Considerando a opinião de Wainer, é importante reconhecer e valorizar as atividades de cada território que conseguem proporcionar a jovens que não se encaixam ou não se sentem representados em um espaço institucionalizado modos de viver que não os anulem, mas que os tornem protagonistas. Arroyo (2014) pontua que é válido ressaltar que pedagogias das ações coletivas não ficam limitadas a manter presença no sistema escolar, nos centros de produção e validação do conhecimento, mas estão presentes na produção cultural, política, intelectual e pedagógica da humanidade.

Sabe-se que, ainda de acordo com Arroyo (2014), “Os movimentos sociais e jovens geram um saber de si e um saber-se para fora. Um saber político que alarga seu saber local e se amplia.” (p.79). Isto é, os sujeitos que participam nesses movimentos vão se dotando de saberes, valores e estratégias para superar os limites a partir de um entendimento de coletivo fundamentado no saber local. A luta, como expõe Arroyo (2014) é

 

Por outro projeto de sociedade, de cidade e de campo por outras relações sociais de produção. Relembram as teorias pedagógicas quão determinantes são as condições de sobrevivência para no constituir-nos seres humanos, culturais, éticos, identitários (p.81).

 

            Do ponto de vista da sua abordagem e objetivos deste trabalho abordar o tema em forma de pesquisa. A pesquisa qualitativa seria indicada quando se busca compreender o mundo da experiência ou as ações humanas sem se prender a uma explicação causal. Assim, o que se propõe neste projeto é produzir conhecimentos sobre um fenômeno educativo e cultural do contexto brasileiro e baiano a partir da interpretação da pesquisadora e das falas dos sujeitos pesquisados e informações documentais. Segundo Bogdan e Biklen, (1994, p.48), “busca refletir e analisar as relações percebidas, sem divorciar o ato, a palavra ou o gesto do seu contexto para não perder de vista o significado.

A investigação documental; bibliográfica - constituída principalmente de livros, artigos de revistas especializadas, reportagens, sites, etc; e observação participante foi utilizada para este trabalho de campo com vivência e registro em diário de campo de percepções no cotidiano das entidades pesquisadas.

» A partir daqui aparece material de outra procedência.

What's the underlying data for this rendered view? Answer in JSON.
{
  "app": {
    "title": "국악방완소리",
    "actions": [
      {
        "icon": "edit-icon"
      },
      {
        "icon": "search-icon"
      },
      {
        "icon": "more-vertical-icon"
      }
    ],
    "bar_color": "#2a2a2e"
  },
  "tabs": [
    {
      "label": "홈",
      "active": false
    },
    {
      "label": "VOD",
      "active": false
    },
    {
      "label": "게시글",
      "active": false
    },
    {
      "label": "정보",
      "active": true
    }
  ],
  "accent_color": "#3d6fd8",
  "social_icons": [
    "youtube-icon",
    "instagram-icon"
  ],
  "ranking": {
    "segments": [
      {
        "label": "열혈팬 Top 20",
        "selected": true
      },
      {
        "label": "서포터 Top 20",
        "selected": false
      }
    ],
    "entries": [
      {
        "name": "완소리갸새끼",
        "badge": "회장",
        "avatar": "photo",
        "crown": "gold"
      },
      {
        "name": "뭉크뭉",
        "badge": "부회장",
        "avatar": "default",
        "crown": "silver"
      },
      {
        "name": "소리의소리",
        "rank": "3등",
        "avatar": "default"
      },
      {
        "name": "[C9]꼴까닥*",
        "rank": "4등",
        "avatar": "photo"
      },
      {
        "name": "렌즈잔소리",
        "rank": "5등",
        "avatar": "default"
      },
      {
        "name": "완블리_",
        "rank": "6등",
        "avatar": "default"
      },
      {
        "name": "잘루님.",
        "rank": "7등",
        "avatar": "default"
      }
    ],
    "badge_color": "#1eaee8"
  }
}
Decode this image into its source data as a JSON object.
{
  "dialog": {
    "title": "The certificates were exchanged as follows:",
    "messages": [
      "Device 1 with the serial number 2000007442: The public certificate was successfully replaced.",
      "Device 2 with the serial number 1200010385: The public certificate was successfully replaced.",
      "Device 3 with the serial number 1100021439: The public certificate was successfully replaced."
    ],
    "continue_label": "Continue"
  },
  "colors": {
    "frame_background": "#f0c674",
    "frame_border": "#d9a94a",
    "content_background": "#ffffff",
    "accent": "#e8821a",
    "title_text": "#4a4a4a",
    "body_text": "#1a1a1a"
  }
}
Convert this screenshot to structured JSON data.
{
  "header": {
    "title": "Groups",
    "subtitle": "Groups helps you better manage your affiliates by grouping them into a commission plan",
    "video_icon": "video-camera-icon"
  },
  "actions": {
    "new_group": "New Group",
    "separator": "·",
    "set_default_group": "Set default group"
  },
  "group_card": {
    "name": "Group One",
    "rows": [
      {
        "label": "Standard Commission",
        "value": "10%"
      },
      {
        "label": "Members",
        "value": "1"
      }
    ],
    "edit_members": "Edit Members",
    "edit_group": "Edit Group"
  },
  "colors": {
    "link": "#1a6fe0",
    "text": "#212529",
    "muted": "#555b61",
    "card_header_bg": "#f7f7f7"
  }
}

            Como primeiro procedimento básico, será realizada uma revisão bibliográfica a fim de conceituar os termos aqui utilizados e dar embasamento teórico para toda a pesquisa realizada. Também será utilizado o procedimento de investigação documental para identificar as ações dos grupos/coletivos/comunidades os quais apresentam algum tipo de manifestação artístico-cultural no município de Feira de Santana baseados em suas raízes/ancestralidades.

            Num segundo momento, é pertinente a vivência em campo com os grupos selecionados através da observação participante. Aqui, o registro principal será o diário de campo, entretanto poderá haver registros fotográficos caso seja autorizado pelos coletivos.

Os dados poderão ser analisados com auxílio da técnica de análise de conteúdo, especificamente a análise temática. Seguindo uma linha qualitativa, poderemos seguir pelo menos cinco passos, conforme proposto por Moraes (1999, p. 12): “preparação das informações; unitarização ou transformação do conteúdo em unidades; categorização ou classificação das unidades em categorias; descrição; Interpretação”.

A triangulação dos dados poderá ser feita através da saturação entre a revisão de literatura e as informações que emergirem dos dados coletados através de observação, documentos, entrevistas.

Reunidas as informações necessárias, será possível estabelecer relações entre a educação, a cultura e o saber local com os modos de vida de jovens em situação de risco e vulnerabilidade social, bem como compreender as especificidades que marcam a organização dos coletivos enquanto modos de resistências às intervenções de aniquilamento de suas referências artísticas-culturais formadoras de subjetividades as quais estão marginalizadas do sistema formal de ensino.